Rare SVs contribute to variation among subsamples
Our results show that low abundant, rare SVs contributed to the
differences seen between sampling strategies. Even AMF communities,
which were already similar, increased in overlap by 50% between
strategies after low abundant SVs (represented by <0.05% of
sequences, Table 1) were removed. Microbial community distributions are
often characterized by long tails of low-abundant species (Unterseheret al ., 2011) and as such, the likelihood of resampling rare
species in each replicate can be low. In one study, Zhou et al .
(2011) randomly sampled a simulated community with an exponential
distribution. They observed only a 53% overlap between two samples when
sampling just 1% of that community. We see even more extreme
differences in overlap in this study, where initial sampling effort is
also low relative to the whole microbial community.

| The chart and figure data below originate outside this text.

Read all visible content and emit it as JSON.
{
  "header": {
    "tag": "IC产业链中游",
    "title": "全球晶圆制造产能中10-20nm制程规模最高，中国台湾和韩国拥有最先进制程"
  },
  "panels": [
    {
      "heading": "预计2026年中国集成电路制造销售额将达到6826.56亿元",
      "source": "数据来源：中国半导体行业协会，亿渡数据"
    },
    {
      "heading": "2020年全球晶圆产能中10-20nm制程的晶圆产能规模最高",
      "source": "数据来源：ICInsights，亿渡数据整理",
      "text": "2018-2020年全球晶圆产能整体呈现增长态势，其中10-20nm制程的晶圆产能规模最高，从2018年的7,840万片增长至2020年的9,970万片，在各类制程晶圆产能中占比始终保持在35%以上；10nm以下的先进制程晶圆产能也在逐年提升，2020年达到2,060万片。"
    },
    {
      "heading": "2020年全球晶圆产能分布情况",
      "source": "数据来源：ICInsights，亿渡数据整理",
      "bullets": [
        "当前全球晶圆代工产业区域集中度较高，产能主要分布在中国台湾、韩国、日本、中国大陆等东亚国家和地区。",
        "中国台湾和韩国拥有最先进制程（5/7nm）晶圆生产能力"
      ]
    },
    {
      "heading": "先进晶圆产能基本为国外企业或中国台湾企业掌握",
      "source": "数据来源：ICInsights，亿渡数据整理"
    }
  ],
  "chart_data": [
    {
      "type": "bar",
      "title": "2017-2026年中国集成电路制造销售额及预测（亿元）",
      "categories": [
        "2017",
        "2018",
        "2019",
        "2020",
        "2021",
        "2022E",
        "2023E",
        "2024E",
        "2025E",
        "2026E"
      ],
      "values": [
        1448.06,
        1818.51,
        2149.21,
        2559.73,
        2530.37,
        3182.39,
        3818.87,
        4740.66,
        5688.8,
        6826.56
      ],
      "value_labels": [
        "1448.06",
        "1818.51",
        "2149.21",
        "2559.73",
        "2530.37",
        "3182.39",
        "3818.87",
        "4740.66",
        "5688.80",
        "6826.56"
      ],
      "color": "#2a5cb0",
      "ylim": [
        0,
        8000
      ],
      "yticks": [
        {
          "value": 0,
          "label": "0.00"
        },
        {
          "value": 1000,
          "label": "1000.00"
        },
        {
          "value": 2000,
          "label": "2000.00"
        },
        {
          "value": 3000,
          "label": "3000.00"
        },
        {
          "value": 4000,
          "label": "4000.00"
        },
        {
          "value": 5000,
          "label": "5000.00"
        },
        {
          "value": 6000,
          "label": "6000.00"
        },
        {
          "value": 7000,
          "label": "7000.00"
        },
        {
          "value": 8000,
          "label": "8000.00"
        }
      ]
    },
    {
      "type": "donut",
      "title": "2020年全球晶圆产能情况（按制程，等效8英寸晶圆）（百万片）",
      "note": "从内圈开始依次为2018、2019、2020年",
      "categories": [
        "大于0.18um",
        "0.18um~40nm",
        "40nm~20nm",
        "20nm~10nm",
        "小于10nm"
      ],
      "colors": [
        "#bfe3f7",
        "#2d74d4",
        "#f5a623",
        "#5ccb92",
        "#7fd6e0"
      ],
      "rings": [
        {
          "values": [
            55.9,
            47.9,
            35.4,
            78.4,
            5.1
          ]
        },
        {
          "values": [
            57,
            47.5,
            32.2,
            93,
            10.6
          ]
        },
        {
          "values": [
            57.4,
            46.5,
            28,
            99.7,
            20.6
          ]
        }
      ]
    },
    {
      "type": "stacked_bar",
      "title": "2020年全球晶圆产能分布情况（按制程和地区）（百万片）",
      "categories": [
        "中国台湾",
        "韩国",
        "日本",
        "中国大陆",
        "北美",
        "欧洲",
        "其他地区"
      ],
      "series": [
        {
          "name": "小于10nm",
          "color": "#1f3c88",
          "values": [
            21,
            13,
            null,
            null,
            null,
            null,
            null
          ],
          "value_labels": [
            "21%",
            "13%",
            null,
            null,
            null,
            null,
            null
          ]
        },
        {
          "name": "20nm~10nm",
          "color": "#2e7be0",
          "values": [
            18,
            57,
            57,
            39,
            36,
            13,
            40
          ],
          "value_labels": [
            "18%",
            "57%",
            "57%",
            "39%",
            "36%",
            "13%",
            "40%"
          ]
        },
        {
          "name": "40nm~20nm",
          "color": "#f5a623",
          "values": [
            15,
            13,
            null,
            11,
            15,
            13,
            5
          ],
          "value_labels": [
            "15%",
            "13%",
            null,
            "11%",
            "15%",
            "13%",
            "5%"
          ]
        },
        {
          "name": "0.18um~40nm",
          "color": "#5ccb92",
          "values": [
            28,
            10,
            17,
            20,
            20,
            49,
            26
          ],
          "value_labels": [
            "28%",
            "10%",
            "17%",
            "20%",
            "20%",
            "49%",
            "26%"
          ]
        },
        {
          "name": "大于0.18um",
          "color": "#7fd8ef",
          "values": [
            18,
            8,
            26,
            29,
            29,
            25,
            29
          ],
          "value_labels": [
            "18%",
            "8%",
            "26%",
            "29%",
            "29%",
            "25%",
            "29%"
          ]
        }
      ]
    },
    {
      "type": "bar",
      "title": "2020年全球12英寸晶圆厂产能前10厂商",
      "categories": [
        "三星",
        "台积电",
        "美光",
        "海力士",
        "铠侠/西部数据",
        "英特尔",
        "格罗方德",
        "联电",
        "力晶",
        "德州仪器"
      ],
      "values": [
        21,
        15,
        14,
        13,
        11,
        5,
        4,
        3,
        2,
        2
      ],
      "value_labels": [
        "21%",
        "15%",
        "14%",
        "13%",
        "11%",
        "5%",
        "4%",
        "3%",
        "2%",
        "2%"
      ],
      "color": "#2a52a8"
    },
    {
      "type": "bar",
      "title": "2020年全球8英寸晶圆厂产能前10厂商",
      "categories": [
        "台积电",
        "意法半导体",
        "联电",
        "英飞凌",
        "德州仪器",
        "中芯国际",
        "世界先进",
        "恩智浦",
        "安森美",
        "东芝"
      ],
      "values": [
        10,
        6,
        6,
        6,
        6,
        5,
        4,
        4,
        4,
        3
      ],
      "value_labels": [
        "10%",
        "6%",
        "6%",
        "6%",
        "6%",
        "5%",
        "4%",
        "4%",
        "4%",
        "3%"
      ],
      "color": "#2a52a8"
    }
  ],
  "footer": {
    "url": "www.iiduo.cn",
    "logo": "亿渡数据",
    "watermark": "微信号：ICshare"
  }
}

The importance of rare microbes may vary and is easily overlooked in
favor of highly abundant, and perhaps more influential fungi or
bacteria. However, due to the compositional nature inherent to amplicon
data, those SVs that appear to be in low abundance at the time of
sampling may only be relatively so. Also, we do not yet fully understand
microbial species turnover or succession. Plant-associated microbial
communities can change significantly in just a matter of months (McTeeet al., 2019), or even weeks (Gao et al ., 2019). In
addition, the exact relationship between sequence number and biomass of
a species is variable (Kleiner et al ., 2017), and there is little
evidence, if any, that sequence number is in direct proportion with a
species’ impact in an ecosystem. Some microbes may be more metabolically
active than others, despite being present in smaller quantities (Joussetet al, 2017). The recovery of the rare microbial community is
arguably just as vital as the recovery of species that appear more
abundant.
Bioinformatics pipelines that artificially inflate the number of SVs,
especially low abundant or rare SVs, could potentially inflate the
differences we see among community subsamples. Hundreds of
bioinformatics approaches have been used to analyze amplicon data, and
no consensus exists on which is best. However, a recent study comparing
the performance of 360 different software and parameter combinations
showed that DADA2 (which is what we used here), with no other filter
other than the removal of low quality and chimeric sequences, was best
for recovering true richness and composition from a mock fungal
community of 189 different strains (Pauvert et al ., 2019). If
anything, DADA2 can erroneously lump closely related species (Callahanet al ., 2016), which would make it more conservative than other
methods used. However, in an effort not to overestimate the true
variation between strategies compared in this study, we assessed the
relative importance of rare taxa through the gradual removal of
lesser-abundant sequences, and we also used LULU, which is sometimes
employed to reduce artifactual diversity (Frøslev et al ., 2017).
We also removed all SVs that could not be confidently assigned to known
microbial taxa. Even with these approaches, substantial variation
remained due to the inherent undersampling of the strategies compared.